“Is this a long-term care facility — or a hotel?”
Sophisticated, inviting designs are overtaking stark and austere in the healthcare space — and for good reason.
People have choices in healthcare, whether they’re seeking a rehab facility, clinic or nursing home. That has facility owners and managers scrambling for ways to stand out in this increasingly competitive space.
One key differentiator? Design.
Here’s my take on the top 3 interior design trends we’ll be seeing more of as the year progresses:
Balancing luxury + hominess
Which would you choose?
- A facility that provides great care that’s updated and fresh.
- A facility that provides great care that’s tired and outdated.

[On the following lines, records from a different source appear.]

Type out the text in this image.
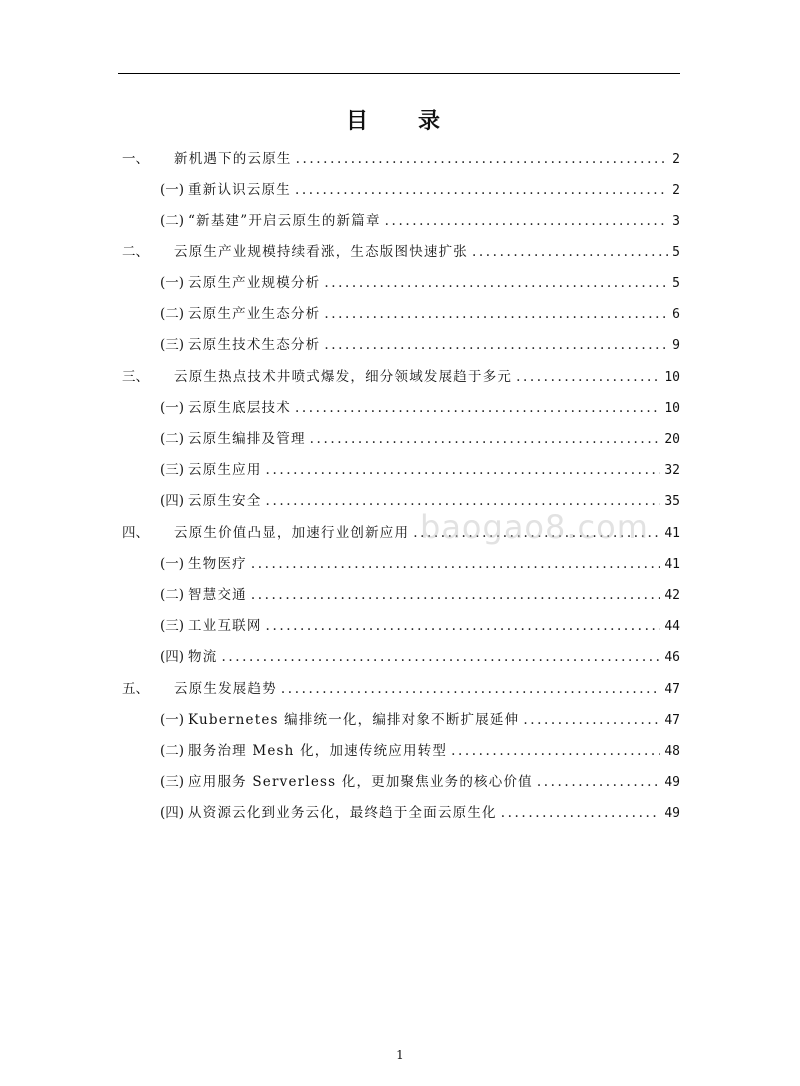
目　录
一、	新机遇下的云原生 .....	2
(一) 重新认识云原生 .....	2
(二) “新基建”开启云原生的新篇章 .....	3
二、	云原生产业规模持续看涨，生态版图快速扩张 .....	5
(一) 云原生产业规模分析 .....	5
(二) 云原生产业生态分析 .....	6
(三) 云原生技术生态分析 .....	9
三、	云原生热点技术井喷式爆发，细分领域发展趋于多元 .....	10
(一) 云原生底层技术 .....	10
(二) 云原生编排及管理 .....	20
(三) 云原生应用 .....	32
(四) 云原生安全 .....	35
四、	云原生价值凸显，加速行业创新应用 .....	41
(一) 生物医疗 .....	41
(二) 智慧交通 .....	42
(三) 工业互联网 .....	44
(四) 物流 .....	46
五、	云原生发展趋势 .....	47
(一) Kubernetes 编排统一化，编排对象不断扩展延伸 .....	47
(二) 服务治理 Mesh 化，加速传统应用转型 .....	48
(三) 应用服务 Serverless 化，更加聚焦业务的核心价值 .....	49
(四) 从资源云化到业务云化，最终趋于全面云原生化 .....	49
baogao8.com
1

Choice A is a no-brainer. Most people want to get care in a place that looks good. In fact, it influences how they feel about that care.
When people are in a healthcare facility that looks better, they perceive the quality of care to be higher, says Shelia J. Bosch, director of healthcare research at Gresham, Smith & Partners, in an article for interiorsandsources.com.
That can translate into greater ROI on renovating design, as the facility grows in popularity. Lobbies and entryways in particular are emphasized for luxurious finishes and hotel- or spa-like details — like the lobby pictured that I designed for a long-term care facility revamp — in order to create a strong first impression.
But when it comes to resident rooms, it gets a bit tricky. In long-term care facilities, residents don’t want to feel like they’re staying at a hotel — they want to feel at home. Here, you’re better off toning down any uber-modern, sharp touches to create a softer, homier — yet still attractive — atmosphere.
For the love of nature
Green is the new stark-white.
Bringing the outside in with natural scenery, lighting and, well, any type of growing thing, is becoming commonplace in healthcare facilities. Termed “biophilic design,” the goal is to get the people inside to connect to the Great Outdoors.
Because you feel better when you interact with nature. And that’s pretty important in a healthcare facility.
When exposed to nature:
- Patient recover faster. (Remember, that 1984 study by Roger Ulrich? He found that post-op patients with tree views out their windows used fewer pain meds and had shorter hospital stays than those with views of a wall.)
- Staff members are happier — which could lower turnover, a major challenge in healthcare.
- Family members and visitors feel less stressed.
Move over Smart Homes. Make way for Smart Rooms — in healthcare facilities.
As much as we grumble about technology, it makes our lives easier and run more smoothly. That’s exponentially more valuable in a healthcare facility — where rapid decisions and quick actions can save a life. That’s why we’re seeing more integration of technology in healthcare design.
Like electronic check-in stations at the doctor’s office…who doesn’t love being able to fill out those forms by typing instead of writing?
A critical spot for technology upgrades: The resident’s room. Here you may be lucky enough to find a “smart controller” or built-in portal that allows the patient to adjust the lighting or temperature, put on music or change the channel, surf the internet, call a nurse — all from one device.
There are even portals from which the doctor can check in on a patient — without stepping into the room.
Aside from convenience and time savings, these afford the person in bed the ability to take back some control, at a time when their body may be failing them. This kind touch contributes to their well-being and happiness and how they perceive their care.